Keep the floodgates ajar
First, immigration. The PM has at least given some hints on that. He has committed himself to an Australian-style points system. The trouble is, we haven’t seen any detail. Australia is a high immigration country, with more than eight people moving there every year for every 1,000 inhabitants, compared with only four for this country. It is hard to see doubling the rate of immigration going down very well in all the northern constituencies that voted Tory for the first time last week. That probably wasn’t exactly what they had in mind. It makes a lot of sense to adopt the points system, selecting migrants on the basis of skills, education, language and age. But we will need to restrict the overall numbers as well. How many? In the last year, net migration was 219,000, and at that level employment and real wages grew. So around 200,000 net immigrants picked on the basis of skills and education would be about right.
Embrace free trade
Next, we need to decide whether we want a free-trade agreement with the US or the EU. Can’t we have both? Unfortunately, probably not. The two blocs have such different, and diverging, regulatory systems, they are not likely to be compatible (which is why the EU hasn’t ever managed to complete a trade deal with America). It is going to be a tough choice. The EU accounts for 46% of our exports, compared with about 20% for the US. It is a bigger market and a lot closer. Against that, the US is a more natural partner for our services/finance/technology-based economy. And it is growing a lot faster. In the short term, a deal with the EU makes more sense.
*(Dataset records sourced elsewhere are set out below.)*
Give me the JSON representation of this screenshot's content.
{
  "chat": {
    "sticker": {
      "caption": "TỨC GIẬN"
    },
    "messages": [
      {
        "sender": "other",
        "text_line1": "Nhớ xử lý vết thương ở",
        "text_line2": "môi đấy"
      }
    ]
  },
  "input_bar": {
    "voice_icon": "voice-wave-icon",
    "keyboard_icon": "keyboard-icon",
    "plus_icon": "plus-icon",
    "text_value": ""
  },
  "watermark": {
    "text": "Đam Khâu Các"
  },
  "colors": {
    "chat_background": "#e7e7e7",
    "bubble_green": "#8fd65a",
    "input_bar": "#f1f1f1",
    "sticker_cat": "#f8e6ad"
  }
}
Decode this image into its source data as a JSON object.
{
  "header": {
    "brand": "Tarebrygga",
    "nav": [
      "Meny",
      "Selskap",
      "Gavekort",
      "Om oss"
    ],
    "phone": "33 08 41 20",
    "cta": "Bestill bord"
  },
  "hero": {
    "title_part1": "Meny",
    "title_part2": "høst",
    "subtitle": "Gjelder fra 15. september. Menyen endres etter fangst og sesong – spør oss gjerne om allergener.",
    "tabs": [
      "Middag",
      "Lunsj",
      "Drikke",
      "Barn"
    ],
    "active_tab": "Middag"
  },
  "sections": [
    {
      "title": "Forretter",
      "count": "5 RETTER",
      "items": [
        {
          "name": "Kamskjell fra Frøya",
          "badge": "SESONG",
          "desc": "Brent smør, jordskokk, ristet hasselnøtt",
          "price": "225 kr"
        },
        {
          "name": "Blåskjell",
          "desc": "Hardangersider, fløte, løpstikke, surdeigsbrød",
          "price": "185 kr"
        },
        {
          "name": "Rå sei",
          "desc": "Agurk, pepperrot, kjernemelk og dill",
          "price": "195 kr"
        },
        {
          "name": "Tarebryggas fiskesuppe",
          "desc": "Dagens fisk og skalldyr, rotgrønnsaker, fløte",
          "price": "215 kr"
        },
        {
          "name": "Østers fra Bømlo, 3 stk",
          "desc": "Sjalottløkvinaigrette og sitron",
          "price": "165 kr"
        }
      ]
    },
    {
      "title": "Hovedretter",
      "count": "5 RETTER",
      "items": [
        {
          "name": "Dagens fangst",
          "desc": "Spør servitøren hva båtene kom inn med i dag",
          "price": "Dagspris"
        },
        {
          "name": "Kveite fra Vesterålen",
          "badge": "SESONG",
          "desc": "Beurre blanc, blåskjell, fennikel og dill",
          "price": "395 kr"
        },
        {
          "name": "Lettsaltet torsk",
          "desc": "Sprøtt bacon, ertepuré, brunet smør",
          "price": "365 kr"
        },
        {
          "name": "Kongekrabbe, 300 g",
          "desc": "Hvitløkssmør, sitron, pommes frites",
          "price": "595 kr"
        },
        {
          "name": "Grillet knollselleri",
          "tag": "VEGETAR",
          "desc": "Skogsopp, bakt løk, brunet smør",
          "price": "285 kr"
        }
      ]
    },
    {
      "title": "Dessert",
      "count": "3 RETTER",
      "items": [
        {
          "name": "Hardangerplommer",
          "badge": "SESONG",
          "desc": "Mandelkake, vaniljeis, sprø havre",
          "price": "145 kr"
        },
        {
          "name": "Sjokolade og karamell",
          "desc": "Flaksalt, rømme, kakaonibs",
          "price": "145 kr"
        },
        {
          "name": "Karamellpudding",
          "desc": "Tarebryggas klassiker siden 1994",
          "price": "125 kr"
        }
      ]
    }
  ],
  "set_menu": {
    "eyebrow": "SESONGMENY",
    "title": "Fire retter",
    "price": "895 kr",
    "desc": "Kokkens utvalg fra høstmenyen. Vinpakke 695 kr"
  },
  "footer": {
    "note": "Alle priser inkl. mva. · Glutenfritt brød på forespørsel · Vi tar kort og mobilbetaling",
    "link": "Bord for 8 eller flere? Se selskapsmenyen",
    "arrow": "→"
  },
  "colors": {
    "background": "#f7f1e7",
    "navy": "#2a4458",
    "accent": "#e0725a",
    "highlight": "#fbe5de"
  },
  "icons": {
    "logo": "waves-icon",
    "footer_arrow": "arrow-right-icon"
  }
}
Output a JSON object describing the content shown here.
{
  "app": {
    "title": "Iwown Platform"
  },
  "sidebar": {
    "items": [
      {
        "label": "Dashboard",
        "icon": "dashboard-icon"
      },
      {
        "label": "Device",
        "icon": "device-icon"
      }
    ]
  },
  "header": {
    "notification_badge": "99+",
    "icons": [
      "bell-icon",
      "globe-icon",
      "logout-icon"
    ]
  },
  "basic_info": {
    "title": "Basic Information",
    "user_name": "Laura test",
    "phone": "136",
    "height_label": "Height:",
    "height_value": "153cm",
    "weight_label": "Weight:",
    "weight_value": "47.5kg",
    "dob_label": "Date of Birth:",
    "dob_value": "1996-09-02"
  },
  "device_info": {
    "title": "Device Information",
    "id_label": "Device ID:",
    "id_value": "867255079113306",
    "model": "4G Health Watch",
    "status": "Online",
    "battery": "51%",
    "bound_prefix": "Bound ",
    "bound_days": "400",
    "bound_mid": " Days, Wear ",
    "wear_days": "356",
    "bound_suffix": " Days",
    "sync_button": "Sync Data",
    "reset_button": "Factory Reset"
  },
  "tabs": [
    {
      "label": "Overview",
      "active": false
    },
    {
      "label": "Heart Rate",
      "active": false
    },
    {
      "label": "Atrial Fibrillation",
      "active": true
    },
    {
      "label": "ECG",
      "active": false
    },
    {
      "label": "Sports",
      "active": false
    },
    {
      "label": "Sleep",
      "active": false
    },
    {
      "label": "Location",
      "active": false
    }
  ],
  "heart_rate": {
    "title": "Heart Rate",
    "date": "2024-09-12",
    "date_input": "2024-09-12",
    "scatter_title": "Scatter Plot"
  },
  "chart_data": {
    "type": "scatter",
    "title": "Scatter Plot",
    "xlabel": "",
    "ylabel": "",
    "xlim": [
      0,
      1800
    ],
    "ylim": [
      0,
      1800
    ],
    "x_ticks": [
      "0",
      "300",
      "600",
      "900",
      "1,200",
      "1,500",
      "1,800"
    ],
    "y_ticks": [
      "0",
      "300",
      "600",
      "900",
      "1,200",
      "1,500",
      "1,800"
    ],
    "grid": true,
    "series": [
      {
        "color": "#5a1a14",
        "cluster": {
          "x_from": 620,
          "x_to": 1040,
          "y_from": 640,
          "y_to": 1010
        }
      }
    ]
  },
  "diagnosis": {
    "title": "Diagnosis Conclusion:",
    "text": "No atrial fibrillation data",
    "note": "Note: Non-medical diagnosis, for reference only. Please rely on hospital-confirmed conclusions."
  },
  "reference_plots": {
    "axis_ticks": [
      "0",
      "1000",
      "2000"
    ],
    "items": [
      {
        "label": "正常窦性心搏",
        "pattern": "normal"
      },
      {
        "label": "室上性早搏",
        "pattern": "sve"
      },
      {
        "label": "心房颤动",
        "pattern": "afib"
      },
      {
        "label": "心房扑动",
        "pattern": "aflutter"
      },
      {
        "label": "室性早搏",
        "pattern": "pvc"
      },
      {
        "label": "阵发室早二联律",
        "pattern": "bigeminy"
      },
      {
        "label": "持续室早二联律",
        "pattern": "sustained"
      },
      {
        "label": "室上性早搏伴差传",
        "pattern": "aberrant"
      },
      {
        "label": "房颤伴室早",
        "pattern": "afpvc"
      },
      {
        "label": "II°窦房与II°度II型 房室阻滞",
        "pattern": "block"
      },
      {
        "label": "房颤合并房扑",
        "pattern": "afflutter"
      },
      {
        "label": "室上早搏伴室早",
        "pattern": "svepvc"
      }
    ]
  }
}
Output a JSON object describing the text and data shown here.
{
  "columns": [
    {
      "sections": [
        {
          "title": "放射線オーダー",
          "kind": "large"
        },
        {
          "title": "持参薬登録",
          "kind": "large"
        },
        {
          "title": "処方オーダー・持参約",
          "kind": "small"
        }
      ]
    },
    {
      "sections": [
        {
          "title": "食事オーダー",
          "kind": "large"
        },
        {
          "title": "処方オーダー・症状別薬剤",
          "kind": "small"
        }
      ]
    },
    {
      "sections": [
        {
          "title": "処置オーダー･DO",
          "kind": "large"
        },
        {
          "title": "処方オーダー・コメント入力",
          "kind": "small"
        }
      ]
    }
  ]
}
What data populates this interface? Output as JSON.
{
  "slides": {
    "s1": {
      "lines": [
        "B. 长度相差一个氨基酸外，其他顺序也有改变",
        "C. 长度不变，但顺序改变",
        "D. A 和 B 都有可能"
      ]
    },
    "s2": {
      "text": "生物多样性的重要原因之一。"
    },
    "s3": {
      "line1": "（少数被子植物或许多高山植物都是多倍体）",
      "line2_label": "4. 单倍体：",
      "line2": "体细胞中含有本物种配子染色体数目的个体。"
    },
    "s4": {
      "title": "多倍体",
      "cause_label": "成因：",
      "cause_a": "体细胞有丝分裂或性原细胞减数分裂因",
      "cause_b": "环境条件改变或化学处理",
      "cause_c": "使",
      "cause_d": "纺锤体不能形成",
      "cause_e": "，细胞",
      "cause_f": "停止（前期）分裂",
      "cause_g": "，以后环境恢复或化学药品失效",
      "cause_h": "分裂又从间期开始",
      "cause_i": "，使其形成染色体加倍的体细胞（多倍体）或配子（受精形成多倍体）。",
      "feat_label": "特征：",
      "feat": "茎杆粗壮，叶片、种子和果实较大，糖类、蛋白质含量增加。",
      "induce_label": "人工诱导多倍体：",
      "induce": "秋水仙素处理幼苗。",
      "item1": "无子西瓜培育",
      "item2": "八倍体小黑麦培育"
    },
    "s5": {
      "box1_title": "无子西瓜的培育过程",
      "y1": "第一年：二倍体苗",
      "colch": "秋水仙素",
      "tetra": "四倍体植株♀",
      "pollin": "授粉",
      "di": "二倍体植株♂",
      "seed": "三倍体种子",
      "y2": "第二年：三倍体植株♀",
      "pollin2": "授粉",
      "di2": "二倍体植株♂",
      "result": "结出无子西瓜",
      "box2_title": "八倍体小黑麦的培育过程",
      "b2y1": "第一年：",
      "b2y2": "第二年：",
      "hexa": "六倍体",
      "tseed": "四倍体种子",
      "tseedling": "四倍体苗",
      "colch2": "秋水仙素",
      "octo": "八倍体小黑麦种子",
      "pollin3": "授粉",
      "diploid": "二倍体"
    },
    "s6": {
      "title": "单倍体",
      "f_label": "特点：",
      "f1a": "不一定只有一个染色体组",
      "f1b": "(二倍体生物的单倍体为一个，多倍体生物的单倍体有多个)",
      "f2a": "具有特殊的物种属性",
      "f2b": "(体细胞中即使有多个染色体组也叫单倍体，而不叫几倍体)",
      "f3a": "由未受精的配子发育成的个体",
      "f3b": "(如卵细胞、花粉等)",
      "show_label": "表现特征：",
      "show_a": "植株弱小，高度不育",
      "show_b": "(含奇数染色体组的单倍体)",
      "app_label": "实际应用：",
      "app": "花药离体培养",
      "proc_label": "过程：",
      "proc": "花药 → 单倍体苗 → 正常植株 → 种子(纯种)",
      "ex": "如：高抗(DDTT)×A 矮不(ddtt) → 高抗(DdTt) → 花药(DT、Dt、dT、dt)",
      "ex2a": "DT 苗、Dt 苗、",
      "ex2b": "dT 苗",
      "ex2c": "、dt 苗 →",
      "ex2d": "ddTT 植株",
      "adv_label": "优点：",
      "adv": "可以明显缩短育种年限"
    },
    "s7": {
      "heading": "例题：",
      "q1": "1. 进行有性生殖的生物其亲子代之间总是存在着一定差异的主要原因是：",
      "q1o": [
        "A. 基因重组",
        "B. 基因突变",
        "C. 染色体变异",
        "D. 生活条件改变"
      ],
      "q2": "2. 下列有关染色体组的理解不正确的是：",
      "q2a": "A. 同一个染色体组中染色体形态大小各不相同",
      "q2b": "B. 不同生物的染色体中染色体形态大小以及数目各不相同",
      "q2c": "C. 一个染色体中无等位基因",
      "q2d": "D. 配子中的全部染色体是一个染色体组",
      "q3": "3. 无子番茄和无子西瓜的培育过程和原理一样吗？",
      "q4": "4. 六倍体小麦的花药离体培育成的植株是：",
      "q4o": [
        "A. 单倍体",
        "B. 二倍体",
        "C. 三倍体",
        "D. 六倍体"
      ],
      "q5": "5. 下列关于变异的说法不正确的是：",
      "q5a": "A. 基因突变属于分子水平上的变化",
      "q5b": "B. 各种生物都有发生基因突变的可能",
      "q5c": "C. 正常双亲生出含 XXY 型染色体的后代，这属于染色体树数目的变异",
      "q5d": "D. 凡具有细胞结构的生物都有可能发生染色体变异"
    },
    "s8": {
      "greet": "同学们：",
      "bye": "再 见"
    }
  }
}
In the medium term, the US will prove a better bet.
Get rid of import tariffs
Thirdly, if we aren’t bound by EU tariffs any more, what kind of import duties do we want to impose? Brussels imposes some stiff external tariffs. There is a 10% levy on imported cars, for example. Oranges from outside the EU face a 17% levy. Most food has some kind of tariff, as does clothing and most manufactured goods. None of those made much sense for Britain: tariffs on citrus fruit, for example, were great for southern Europe, but not so much for a damp and chilly UK where – surprise, surprise – lemons are hard to grow. Farmers will argue furiously for some form of protection to continue, and so will the car makers and any other industry that feels threatened by global competition. We should ignore them. The only workable policy for Britain is unilateral free trade with zero tariffs on everything regardless of whether other countries reciprocate.
Open up for business
Finally, we need to make the UK the most business-friendly developed country in the world. The EU has used single market legislation to take control of huge swathes of regulation and because it is a bureaucracy dominated by corporate lobbyists it has increasingly used that to protect established companies. You can see that most clearly in technology where an endless stream of rules dressed up as safeguards for consumers have crippled the continent’s ability to compete. We will see it all over again in emerging industries such as driverless cars, robotics and AI. The EU’s instinctive reflex is to ban innovation. Outside, we should design a light-touch regulatory system that is on the side of entrepreneurs and consumers – and not of ageing cartels.